Tucked away in a small building behind a Lyons hall is the Central Coast Family History Society. Through the front door, past the foyer to the left, is the library. The shelves are full. A collection spanning decades chronicles the history of the Central Coast. Down the hall is the main room, lined with computers; people come to research their history. Across the hall is a treasure trove. The archive room. Floor-to-ceiling boxes of records, artifacts, maps and photos.

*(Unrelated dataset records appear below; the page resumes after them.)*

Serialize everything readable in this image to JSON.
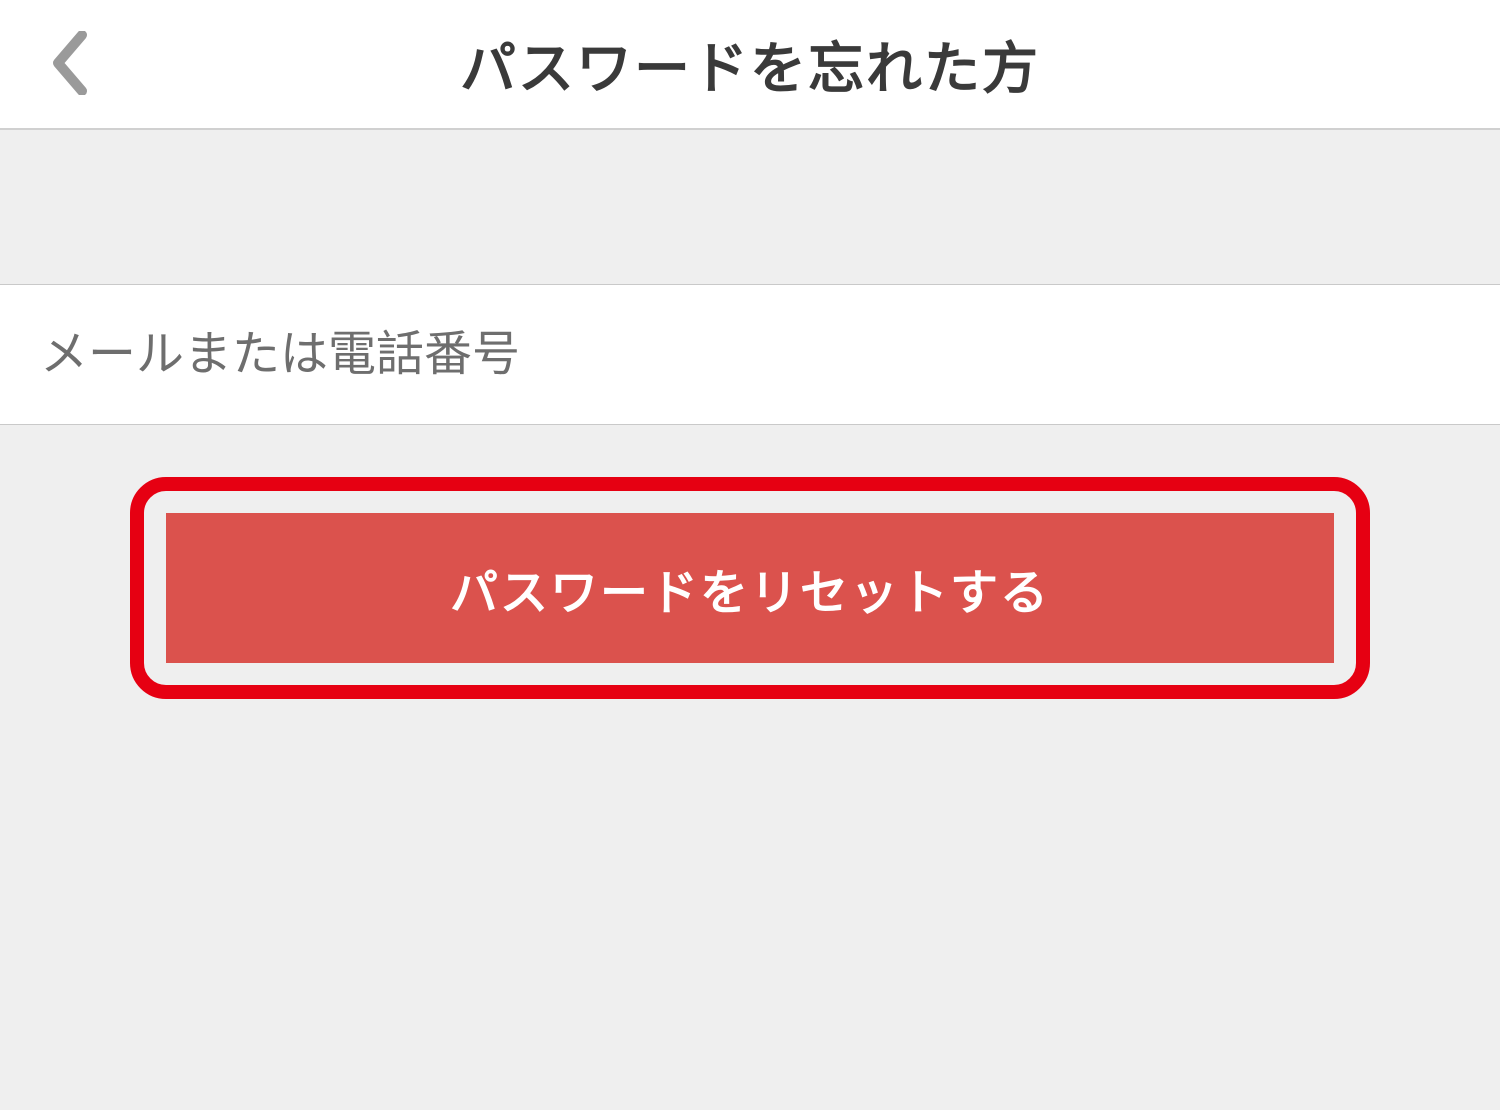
{
  "header": {
    "title": "パスワードを忘れた方"
  },
  "form": {
    "email_or_phone_placeholder": "メールまたは電話番号",
    "email_or_phone_value": ""
  },
  "actions": {
    "reset_label": "パスワードをリセットする"
  }
}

Family history is a unique investigative process. It is a search for clues, one leading to the next, hopefully, to reveal some significant detail. Family history uses memories, oral histories and family stories; it searches for names in archives, through birth certificates, marriage records, newspapers, and obituaries to reconstruct lives. Small community organisations, like the Central Coast Family History Society, facilitate this search. They collect the clues that build family history and keep the flame of local history alive. The Family History Society connects people of the present to the Coast of the past.

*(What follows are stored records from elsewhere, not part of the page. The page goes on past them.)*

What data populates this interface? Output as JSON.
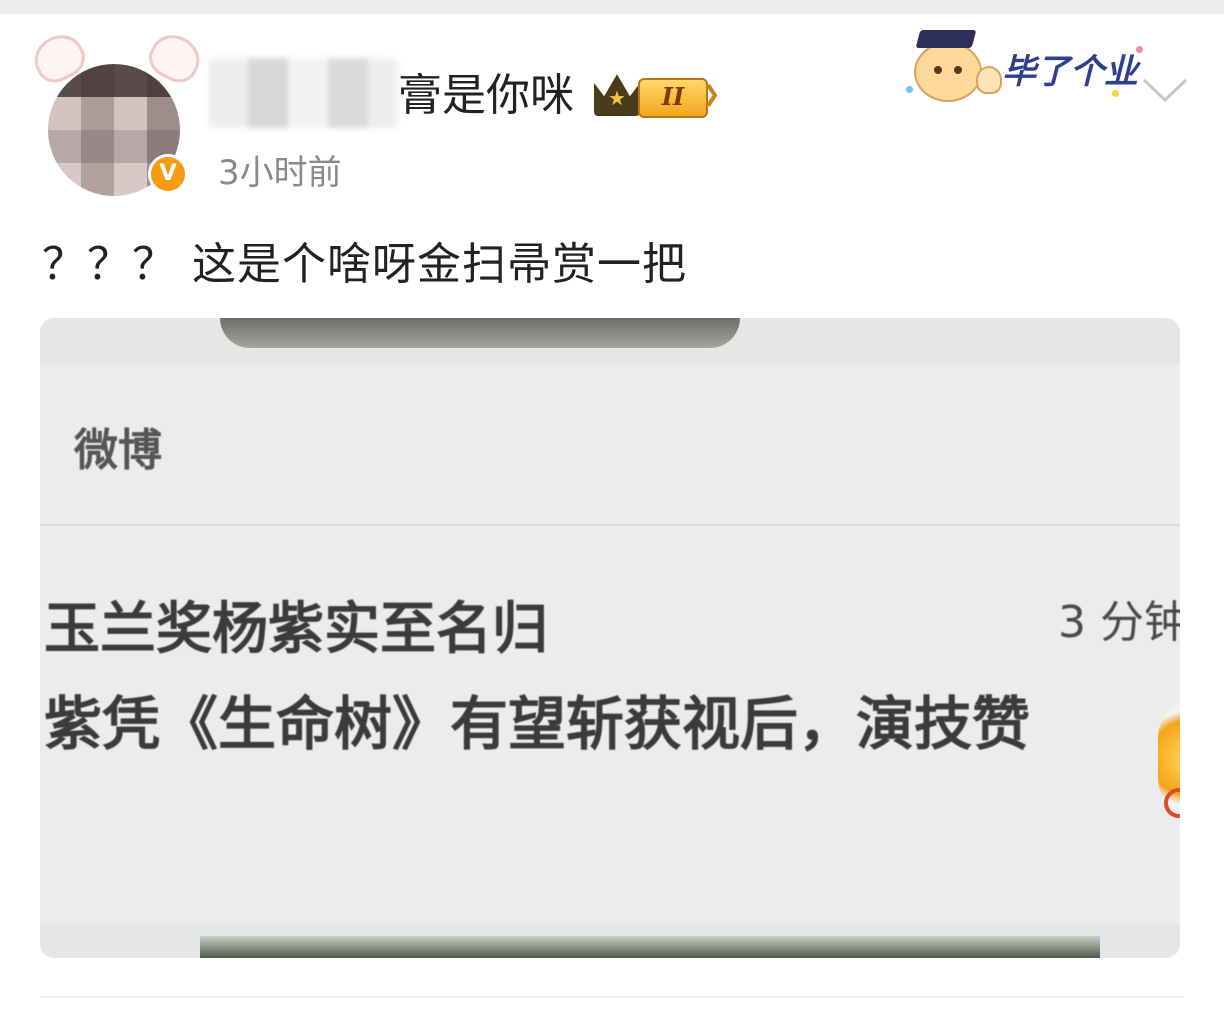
{
  "post": {
    "username_visible": "膏是你咪",
    "vip_level": "II",
    "timestamp": "3小时前",
    "verified_mark": "V",
    "text": "？？？ 这是个啥呀金扫帚赏一把",
    "card_decoration_text": "毕了个业"
  },
  "image": {
    "notification": {
      "app_name": "微博",
      "title": "玉兰奖杨紫实至名归",
      "time": "3 分钟",
      "body": "紫凭《生命树》有望斩获视后，演技赞"
    }
  },
  "colors": {
    "verified_badge": "#f59c12",
    "vip_gold": "#f4a51c",
    "decoration_text": "#2d3f8f",
    "timestamp": "#8a8a8a"
  },
  "icons": {
    "more": "chevron-down-icon",
    "vip": "crown-icon",
    "verified": "verified-v-icon"
  }
}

My first visit to the Family history society was overwhelming. There were so many treasures waiting to be found on the shelves. I toured the library and the archive room, seeing the books, artifacts and photos they contained. Some of the photos and older documents had begun to fade. And so, my role became digitising these records to protect them for the future and allow them to be more easily shared and stored.
I started with a heavy leather-bound album. It had been donated after being found in the back of the shed. Most of the photos were from the mid-1800s. What was once a treasured and expensive heirloom was now in disrepair and forgotten. Digitising is a laborious process. You must delicately remove each photo, put it through the scanner and return it to the album. Scanning each photo, you cannot help but feel you are getting to know the people. As I turned the pages, I met the Sharp family.
Not many details of their lives remain now, but the album offers clues. I saw the children born into the family, the home they lived in, the family pets. There is incredible value to be found, even in the lives of people with no family left to remember them. Digitising and record keeping are some of the important roles of local history societies. It creates clues. Hopefully, these clues will prove helpful to others in the future.
A picture is worth a thousand words. The more we interrogate photos, the more they reveal to us. To the living family, they offer a glimpse into the past and help fill in the blank branches of family trees. But to those without sentimental familial attachments, what can we gain? Surprisingly, a lot. Photos, particularly of everyday people, give granular details like what fashions were popular. On the reverse of most is the name of the photography studio in which they were taken; this is a valuable clue. The locations of these studios allow us to trace migration. For example, the beginning of the Sharp Family Album is taken in Liverpool and the end in Sydney. We can also use it to imagine a changing Sydney. Through the listed address on the back, we can see that George Street Sydney was once populated with numerous Photography Studios. With a little speculation and imagination, photographs offer a plethora of clues.
Being at the Family History Society is like going on a treasure hunt. You start with some clue and must use that in the search for the next one. You follow the hunt hoping in the end, you will have something meaningful. I am pleased to be playing a part in creating these clues, which will hopefully be the key to some future person’s treasure.